In Francis Mutuku Nzangi v Republic NRB CA Crim. Appeal No. 358 of 2010 [2013]eKLR, the Court of Appeal recapitulated the provisions as follows;
Our understanding of this provisions is that if a person conceives an idea or plan to commit an offence and sets out to effectuate the intention by taking definite steps or puts in motion a chain of events or state of things calculated to attain that objective as manifested by some open and discernible act or acts but fails to achieve his objective, he will be guilty only of an attempt to commit the offence. The attempt is proved whether or not that person did all the acts necessary to perfect the offence and quite irrespective of what intervening act or change of heart may have aborted the fulfillment. It also matters not that circumstances did in fact exist, unbeknown to the person, that would have rendered his success impossible.
The testimony of PW 1 was clear, consistent and convincing regarding the events of the material day. She testified how she was threatened by the appellant who was hell bent on sexually assaulting her. He followed her twice to the home of PW 3 and the use of force in the maize plantation manifested his clear intention to defile her. PW 1’s testimony was unshaken on cross-examination and in my view it was sufficient to found a conviction under the proviso to section 124 of the Evidence Act (Chapter 80 of the Laws of Kenya) which provides as follows;
[P]rovided that where in a criminal case involving a sexual offence the only evidence is that of the alleged victim of the offence, the court shall receive the evidence of the alleged victim and proceed to convict the accused person.
Even absent the requirement for corroboration, the PW 1’s testimony was corroborated by the production of the torn pullover which was seen by PW 2. PW 3 testified that she saw where the attempt to place in the maize farm. The testimony of PW 2 confirmed that of PW 1 and lent it credibility and consistency. It was not therefore necessary to call a teacher from the school who would only confirm the PW 2’s complaint. Moreover, PW 2 testified that she left a teacher to deal with case and PW6 confirms that a complaint was made to the police which led to the arrest of the appellant.

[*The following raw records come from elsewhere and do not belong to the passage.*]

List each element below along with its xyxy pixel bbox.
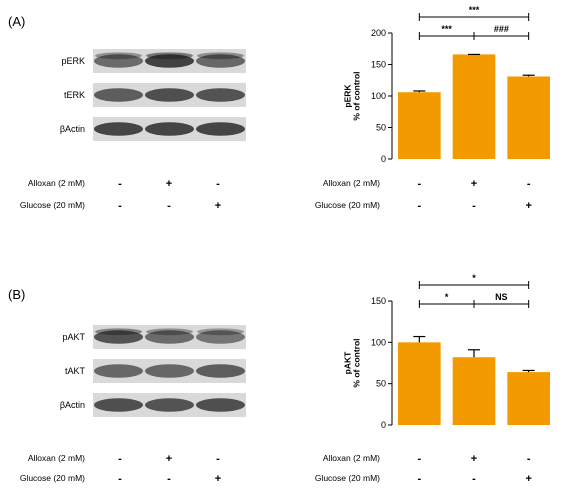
y-tick-label: 50 (376, 379, 386, 389)
blot-band (145, 330, 194, 344)
y-tick-label: 50 (376, 123, 386, 133)
blot-treatment-mark: + (166, 453, 172, 465)
y-tick-label: 100 (371, 91, 386, 101)
bar (398, 92, 441, 159)
blot-band-upper (146, 52, 193, 60)
chart-treatment-mark: + (471, 453, 477, 465)
blot-band-upper (197, 328, 244, 336)
y-axis-label: pAKT% of control (342, 338, 361, 387)
y-axis-label-line: % of control (352, 71, 362, 120)
blot-band-label: βActin (60, 400, 85, 410)
blot-band (94, 88, 143, 102)
y-axis-label-line: pAKT (342, 351, 352, 374)
significance-label: ### (494, 24, 509, 34)
blot-band-upper (95, 328, 142, 336)
bar (452, 357, 496, 425)
panel-label: (B) (8, 287, 25, 302)
y-tick-label: 200 (371, 28, 386, 38)
panel-label: (A) (8, 14, 25, 29)
blot-lane-strip (93, 49, 246, 73)
blot-band (196, 54, 245, 68)
blot-lane-strip (93, 393, 246, 417)
blot-treatment-label: Glucose (20 mM) (20, 473, 85, 483)
blot-treatment-mark: - (118, 200, 122, 212)
blot-treatment-mark: - (167, 473, 171, 485)
blot-treatment-label: Glucose (20 mM) (20, 200, 85, 210)
chart-treatment-mark: - (417, 453, 421, 465)
blot-lane-strip (93, 117, 246, 141)
chart-treatment-mark: + (471, 178, 477, 190)
y-tick-label: 150 (371, 296, 386, 306)
blot-treatment-label: Alloxan (2 mM) (28, 453, 85, 463)
blot-band-label: βActin (60, 124, 85, 134)
blot-band (94, 398, 143, 412)
y-tick-label: 150 (371, 60, 386, 70)
bar (398, 342, 441, 425)
blot-band (94, 330, 143, 344)
blot-band (196, 398, 245, 412)
chart-treatment-mark: - (472, 200, 476, 212)
chart-treatment-mark: - (417, 200, 421, 212)
y-axis-label-line: pERK (342, 84, 352, 108)
blot-lane-strip (93, 325, 246, 349)
blot-band-upper (95, 52, 142, 60)
blot-band (196, 364, 245, 378)
blot-band-label: pERK (61, 56, 85, 66)
blot-band (145, 364, 194, 378)
blot-treatment-mark: + (166, 178, 172, 190)
significance-label: NS (495, 292, 508, 302)
chart-treatment-mark: - (417, 178, 421, 190)
chart-treatment-label: Glucose (20 mM) (315, 473, 380, 483)
y-axis-label: pERK% of control (342, 71, 361, 120)
blot-treatment-mark: + (215, 473, 221, 485)
blot-band (196, 122, 245, 136)
blot-lane-strip (93, 83, 246, 107)
blot-lane-strip (93, 359, 246, 383)
bar (452, 54, 496, 159)
blot-band (145, 88, 194, 102)
blot-band-label: pAKT (62, 332, 85, 342)
chart-treatment-mark: - (472, 473, 476, 485)
significance-label: *** (441, 24, 452, 34)
blot-band (196, 88, 245, 102)
chart-treatment-mark: - (527, 178, 531, 190)
chart-treatment-mark: + (525, 473, 531, 485)
y-tick-label: 100 (371, 337, 386, 347)
blot-band (94, 122, 143, 136)
bar (507, 372, 550, 425)
blot-band-upper (146, 328, 193, 336)
blot-band (94, 364, 143, 378)
significance-label: * (472, 273, 476, 283)
y-axis-label-line: % of control (352, 338, 362, 387)
y-tick-label: 0 (381, 154, 386, 164)
blot-band-upper (197, 52, 244, 60)
chart-treatment-label: Alloxan (2 mM) (323, 453, 380, 463)
blot-treatment-mark: - (118, 178, 122, 190)
bar (507, 76, 550, 159)
blot-treatment-mark: - (118, 473, 122, 485)
chart-treatment-mark: - (527, 453, 531, 465)
blot-treatment-mark: - (118, 453, 122, 465)
blot-band (94, 54, 143, 68)
blot-band (145, 122, 194, 136)
chart-treatment-label: Glucose (20 mM) (315, 200, 380, 210)
blot-band-label: tAKT (65, 366, 86, 376)
blot-band (145, 398, 194, 412)
blot-treatment-mark: - (167, 200, 171, 212)
y-tick-label: 0 (381, 420, 386, 430)
chart-treatment-label: Alloxan (2 mM) (323, 178, 380, 188)
significance-label: * (445, 292, 449, 302)
chart-treatment-mark: - (417, 473, 421, 485)
bar-chart-b: 0 50 100 150 pAKT% of control * NS * Alloxan (2 … (315, 273, 550, 485)
blot-treatment-mark: - (216, 453, 220, 465)
blot-band-label: tERK (64, 90, 85, 100)
blot-band (196, 330, 245, 344)
blot-treatment-mark: - (216, 178, 220, 190)
chart-treatment-mark: + (525, 200, 531, 212)
significance-label: *** (469, 5, 480, 15)
blot-treatment-label: Alloxan (2 mM) (28, 178, 85, 188)
blot-treatment-mark: + (215, 200, 221, 212)
bar-chart-a: 0 50 100 150 200 pERK% of control *** ### *** All… (315, 5, 550, 212)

The case of mistaken identity does not arise as the events took place at daytime. PW 1 had contact with the appellant twice on that day and he was also seen by PW3 in the area where the offence took place.
The appellant’s defence was an alibi. In the case of Wangombe v Republic [1976-80] 1 KLR 1683, the Court of Appeal addressed itself to the treatment of defence of alibi by a court trying a case and held that even where the accused does not call witnesses, it is the duty of the court to weigh the evidence adduced in totality and make a finding on the culpability or otherwise of the accused.
The appellant’s defence, in light of the prosecution evidence was but an afterthought as the evidence against him was overwhelming. PW 6, when asked about any report about the appellant’s identity card, denied that such a report was made.
The evidence against the appellant was overwhelming.The sentence imposed was the statutory minimum under the section 9(2) of the Sexual Offence Act.
I affirm the conviction and sentence. The appeal is dismissed.
DATED and DELIVERED at HOMA BAY this 24th day of November 2014
D.S. MAJANJA
JUDGE
Appellant in person.
Mr Oluoch, Senior Deputy Director of Public Prosecutions, for the respondent.